Но мои One18 музыкантам нравится: несколько знакомых купили их после работы в студии. Это очень музыкальная акустика, которая хорошо исполняет роль мониторинга. Многие музыканты сегодня работают дома в персональной студии, и на этапе творчества им втройне важно адекватно слышать, что они делают. Иначе потом, когда песня готова и начинается этап сведения, вылезают ошибки, связанные с тем, что музыкант писал партии и подбирал тембры, которые на деле звучат совсем иначе.

На мой взгляд, хороший мониторинг музыкантам крайне необходим. У меня под боком прекрасный пример — Антон Беляев, фронтмен группы Therr Matz, с которым мы уже давно работаем. Раньше у него дома стояли маленькие колонки датского производства. Музыка получалась классной, но когда дело доходило до этапа финального сведения в студии, я и Антон начинали слышать какие-то вещи, о которых и не подозревали на этапе написания. Приходилось что-то переделывать и радикально менять. Как только у него появился адекватный мониторинг (тот самый Amphion), проблема ушла. Теперь, когда я слушают демо его новых треков, это уже практически сведенная музыка. Признаюсь, иногда даже грущу, потому что понимаю — моего вклада в эту работу будет значительно меньше, чем было раньше.

Двухполосная полочная акустика Amphion Argon3S

Финская компания Amphion выпускает профессиональные мониторы для студийной работы и домашнюю акустику. И как часто бывает в таких случаях, некоторые модели могут иметь своего «двойника» с другим предназначением. Системы Amphion One18, на которых предпочитает работать Илья Лукашев, практически полностью повторены в домашней модели Amphion Argon3S, за исключением того, что для One18 фирма выпускает специальную модель усилителя Amp100 для установки в рэк, а домашним пользователям придется подумать об усилении отдельно. Собственно, благодаря высоким оценкам критиков и популярности One18, компания приняла решение сделать такую же модель для всех.

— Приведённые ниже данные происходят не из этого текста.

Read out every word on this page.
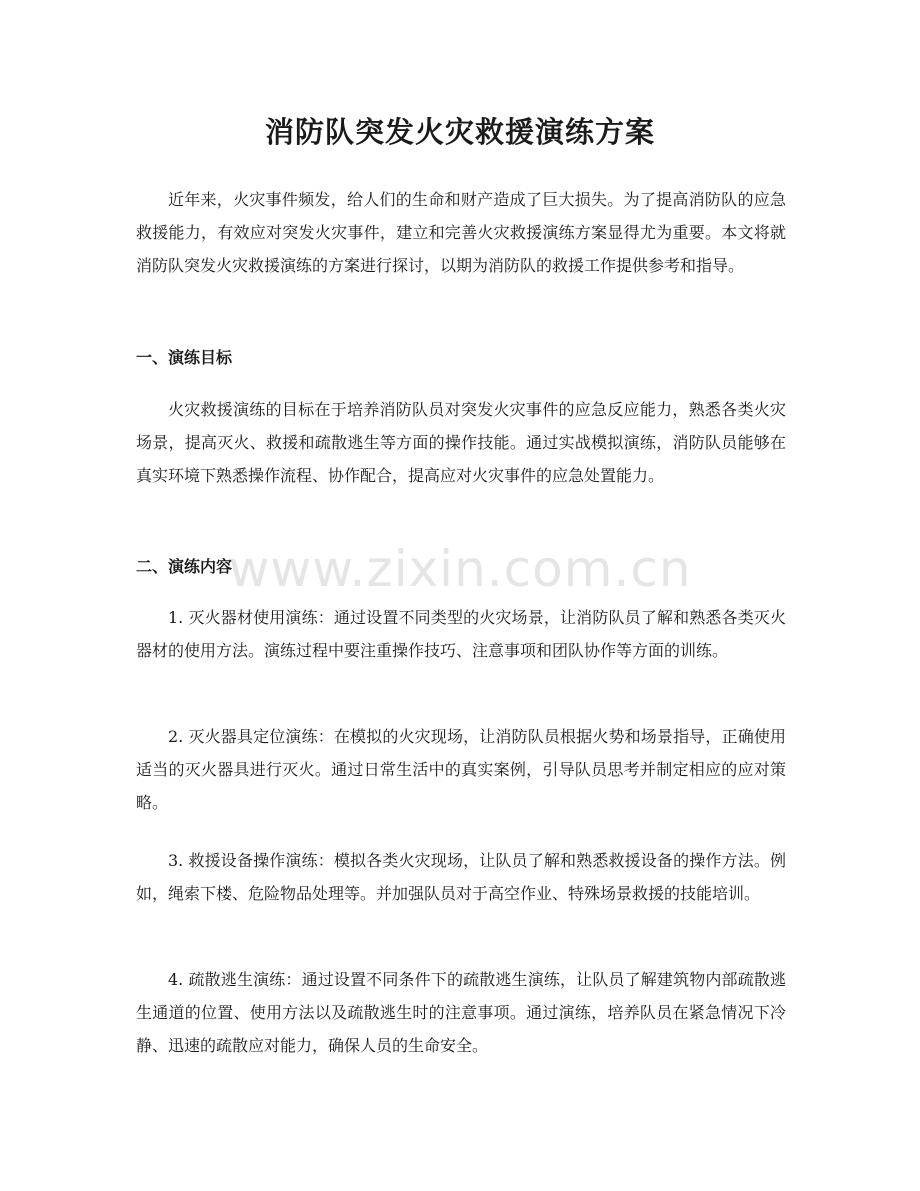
消防队突发火灾救援演练方案

近年来，火灾事件频发，给人们的生命和财产造成了巨大损失。为了提高消防队的应急救援能力，有效应对突发火灾事件，建立和完善火灾救援演练方案显得尤为重要。本文将就消防队突发火灾救援演练的方案进行探讨，以期为消防队的救援工作提供参考和指导。

一、演练目标

火灾救援演练的目标在于培养消防队员对突发火灾事件的应急反应能力，熟悉各类火灾场景，提高灭火、救援和疏散逃生等方面的操作技能。通过实战模拟演练，消防队员能够在真实环境下熟悉操作流程、协作配合，提高应对火灾事件的应急处置能力。

二、演练内容

1. 灭火器材使用演练：通过设置不同类型的火灾场景，让消防队员了解和熟悉各类灭火器材的使用方法。演练过程中要注重操作技巧、注意事项和团队协作等方面的训练。

2. 灭火器具定位演练：在模拟的火灾现场，让消防队员根据火势和场景指导，正确使用适当的灭火器具进行灭火。通过日常生活中的真实案例，引导队员思考并制定相应的应对策略。

3. 救援设备操作演练：模拟各类火灾现场，让队员了解和熟悉救援设备的操作方法。例如，绳索下楼、危险物品处理等。并加强队员对于高空作业、特殊场景救援的技能培训。

4. 疏散逃生演练：通过设置不同条件下的疏散逃生演练，让队员了解建筑物内部疏散逃生通道的位置、使用方法以及疏散逃生时的注意事项。通过演练，培养队员在紧急情况下冷静、迅速的疏散应对能力，确保人员的生命安全。

www.zixin.com.cn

Акустическое оформление полочников Amphion Argon3S — пассивный радиатор. Диффузор расположен на задней части корпуса (вторая колонка на фото повернута задней панелью), причем он не идентичен среднечастотнику — на месте фазовыравнивающей пули у него круглый пылезащитный колпачок.

6,5-дюймовый СЧ-динамик выполнен с алюминиевой мембраной, а однодюймовый твитер — с титановой. Помещен высокочастотник в рассеиватель из Кориана (патентованного DuPont материала, иначе называемого «акриловый камень»). Частота среза кроссовера — 1,6 кГц, импеданс — 8 Ом. Акустика доступна в шести вариантах отделки корпуса и девяти цветовых решениях защитных сеток.

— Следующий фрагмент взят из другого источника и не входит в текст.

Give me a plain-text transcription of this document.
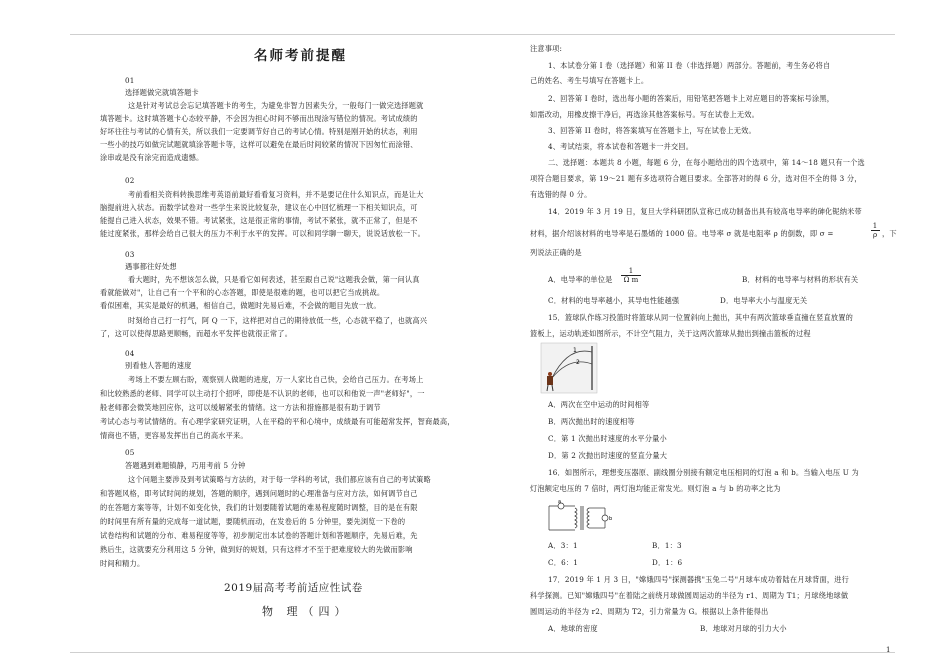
名师考前提醒
01
选择题做完就填答题卡
这是针对考试总会忘记填答题卡的考生，为避免非智力因素失分，一般每门一做完选择题就
填答题卡。这时填答题卡心态较平静，不会因为担心时间不够而出现涂写错位的情况。考试成绩的
好坏往往与考试的心情有关，所以我们一定要调节好自己的考试心情。特别是刚开始的状态，利用
一些小的技巧如做完试题就填涂答题卡等，这样可以避免在最后时间较紧的情况下因匆忙而涂错、
涂串或是没有涂完而造成遗憾。
02
考前看相关资料转换思维考英语前最好看看复习资料，并不是要记住什么知识点，而是让大
脑提前进入状态。而数学试卷对一些学生来说比较复杂，建议在心中回忆梳理一下相关知识点，可
能提自己进入状态，效果不错。考试紧张，这是很正常的事情，考试不紧张，就不正常了，但是不
能过度紧张，那样会给自己很大的压力不利于水平的发挥。可以和同学聊一聊天，说说话放松一下。
03
遇事都往好处想
看大题时，先不想该怎么做，只是看它如何表述，甚至跟自己说"这题我会做，第一问认真
看就能做对"，让自己有一个平和的心态答题，即使是很难的题，也可以把它当成挑战。
看似困难，其实是最好的机遇，相信自己，做题时先易后难，不会做的题目先放一放。
时刻给自己打一打气，阿 Q 一下，这样把对自己的期待放低一些，心态就平稳了，也就高兴
了，这可以使得思路更顺畅，而超水平发挥也就很正常了。
04
别看他人答题的速度
考场上不要左顾右盼，观察别人做题的进度，万一人家比自己快，会给自己压力。在考场上
和比较熟悉的老师、同学可以主动打个招呼，即使是不认识的老师，也可以和他说一声"老师好"，一
般老师都会微笑地回应你，这可以缓解紧张的情绪。这一方法和措施都是很有助于调节
考试心态与考试情绪的。有心理学家研究证明，人在平稳的平和心境中，成绩最有可能超常发挥，智商最高，
情商也不错，更容易发挥出自己的高水平来。
05
答题遇到难题镇静，巧用考前 5 分钟
这个问题主要涉及到考试策略与方法的，对于每一学科的考试，我们都应该有自己的考试策略
和答题风格，即考试时间的规划，答题的顺序，遇到问题时的心理准备与应对方法，如何调节自己
的在答题方案等等，计划不如变化快，我们的计划要随着试题的难易程度随时调整，目的是在有限
的时间里有所有量的完成每一道试题，要随机而动，在发卷后的 5 分钟里，要先浏览一下卷的
试卷结构和试题的分布、难易程度等等，初步制定出本试卷的答题计划和答题顺序，先易后难，先
熟后生，这就要充分利用这 5 分钟，做到好的规划，只有这样才不至于把难度较大的先做而影响
时间和精力。
2019届高考考前适应性试卷
物 理（四）
注意事项:
1、本试卷分第 I 卷（选择题）和第 II 卷（非选择题）两部分。答题前，考生务必将自
己的姓名、考生号填写在答题卡上。
2、回答第 I 卷时，选出每小题的答案后，用铅笔把答题卡上对应题目的答案标号涂黑，
如需改动，用橡皮擦干净后，再选涂其他答案标号。写在试卷上无效。
3、回答第 II 卷时，将答案填写在答题卡上，写在试卷上无效。
4、考试结束，将本试卷和答题卡一并交回。
二、选择题：本题共 8 小题，每题 6 分，在每小题给出的四个选项中，第 14～18 题只有一个选
项符合题目要求，第 19～21 题有多选项符合题目要求。全部答对的得 6 分，选对但不全的得 3 分，
有选错的得 0 分。
14．2019 年 3 月 19 日，复旦大学科研团队宣称已成功制备出具有较高电导率的砷化铌纳米带
材料，据介绍该材料的电导率是石墨烯的 1000 倍。电导率 σ 就是电阻率 ρ 的倒数，即 σ =
1
ρ ，下
列说法正确的是
A．电导率的单位是
1
Ω m	B．材料的电导率与材料的形状有关
C．材料的电导率越小，其导电性能越强	D．电导率大小与温度无关
15．篮球队作练习投篮时将篮球从同一位置斜向上抛出，其中有两次篮球垂直撞在竖直放置的
篮板上，运动轨迹如图所示，不计空气阻力，关于这两次篮球从抛出到撞击篮板的过程
1
2
A．两次在空中运动的时间相等
B．两次抛出时的速度相等
C．第 1 次抛出时速度的水平分量小
D．第 2 次抛出时速度的竖直分量大
16．如图所示，理想变压器原、副线圈分别接有额定电压相同的灯泡 a 和 b。当输入电压 U 为
灯泡额定电压的 7 倍时，两灯泡均能正常发光。则灯泡 a 与 b 的功率之比为
a
b
A．3：1	B．1：3
C．6：1	D．1：6
17．2019 年 1 月 3 日，"嫦娥四号"探测器携"玉兔二号"月球车成功着陆在月球背面，进行
科学探测。已知"嫦娥四号"在着陆之前绕月球做圆周运动的半径为 r1、周期为 T1；月球绕地球做
圆周运动的半径为 r2、周期为 T2，引力常量为 G。根据以上条件能得出
A．地球的密度	B．地球对月球的引力大小
1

— Есть ли у вас список референсных записей, которые вы используете для оценки звучания системы?

— Да, есть. Волей судеб я периодически работаю концертным инженером, а там портальная акустика. Это дорогие системы, установленные в акустически сложных помещениях (прямо как High End в наших квартирах). Для этих целей у меня есть подборка из пяти альбомов, и все они очень разные. Я слушаю их, чтобы понять, что привносит помещение и акустика. Если во всех случаях начинают вылезать одни и те же области частот, становится понятно, что происходит. Итак:

Eberhard Weber «Endless days», лейбл ECM. Потрясающая запись с богатой динамикой, интересной перспективой и глубиной в миксах. Что нетипично для академической музыки — там все в порядке с низкими частотами. Этот низ хорошо слышно на великолепных системах и вообще не слышно на плохих.

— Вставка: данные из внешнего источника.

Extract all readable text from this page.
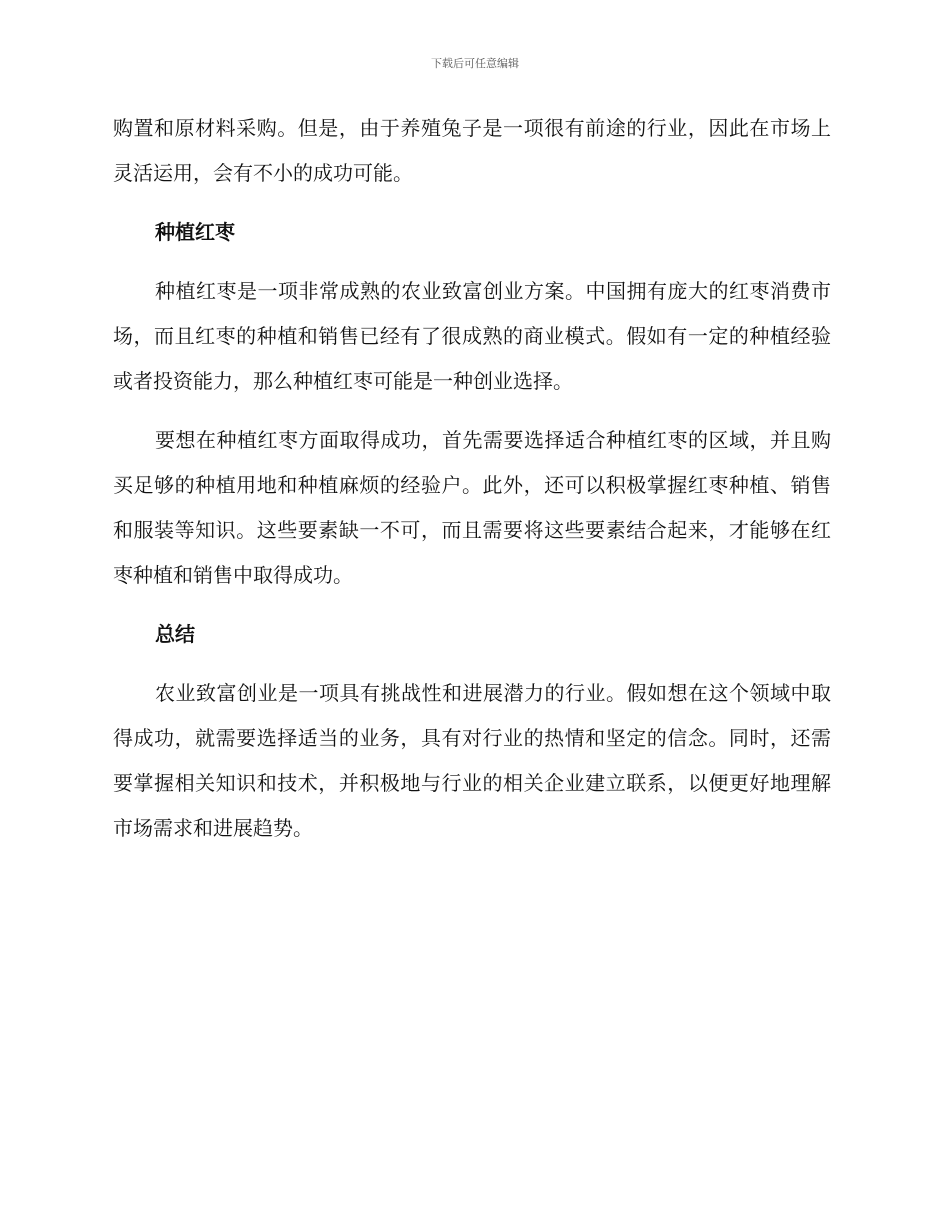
下载后可任意编辑

购置和原材料采购。但是，由于养殖兔子是一项很有前途的行业，因此在市场上灵活运用，会有不小的成功可能。

种植红枣

种植红枣是一项非常成熟的农业致富创业方案。中国拥有庞大的红枣消费市场，而且红枣的种植和销售已经有了很成熟的商业模式。假如有一定的种植经验或者投资能力，那么种植红枣可能是一种创业选择。

要想在种植红枣方面取得成功，首先需要选择适合种植红枣的区域，并且购买足够的种植用地和种植麻烦的经验户。此外，还可以积极掌握红枣种植、销售和服装等知识。这些要素缺一不可，而且需要将这些要素结合起来，才能够在红枣种植和销售中取得成功。

总结

农业致富创业是一项具有挑战性和进展潜力的行业。假如想在这个领域中取得成功，就需要选择适当的业务，具有对行业的热情和坚定的信念。同时，还需要掌握相关知识和技术，并积极地与行业的相关企业建立联系，以便更好地理解市场需求和进展趋势。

John Mayer «Battle Studies». Часть треков сведена Майклом Брауэром (Michael Brauer), и в них есть очень насыщенный, очень богатый низ, транзиенты, в которых многие системы не способны отработать. Очень показательный по динамике и полноте тембров альбом, все в нем сделано как надо. Он не звучит как современная коммерческая поп-музыка, при этом отчасти таковой является.

Green Day «American Idiot». Простой калифорнийский рок с очень насыщенным атакующим звуком. Поскольку я имел счастье учиться у звукорежиссера, который сводил эту работу, я знаю, какой идеи он придерживался: запись должна быть максимально яркой, на грани возникновения неприятных слуховых ощущений. То есть на любой хорошей системе она звучит ярко, но не ядовито. Как только звук становится неприятным, значит, в системе или помещении что-то не так.

Fink «Perfect Darkness», лейбл Ninja Tune. Самобытный англичанин с турецкими корнями, и это прекрасно слышно. Его музыка довольно разряженная, звучит легко и открыто. Много деталей, хорошая динамика. Легко судить о качестве системы, послушав его музыку.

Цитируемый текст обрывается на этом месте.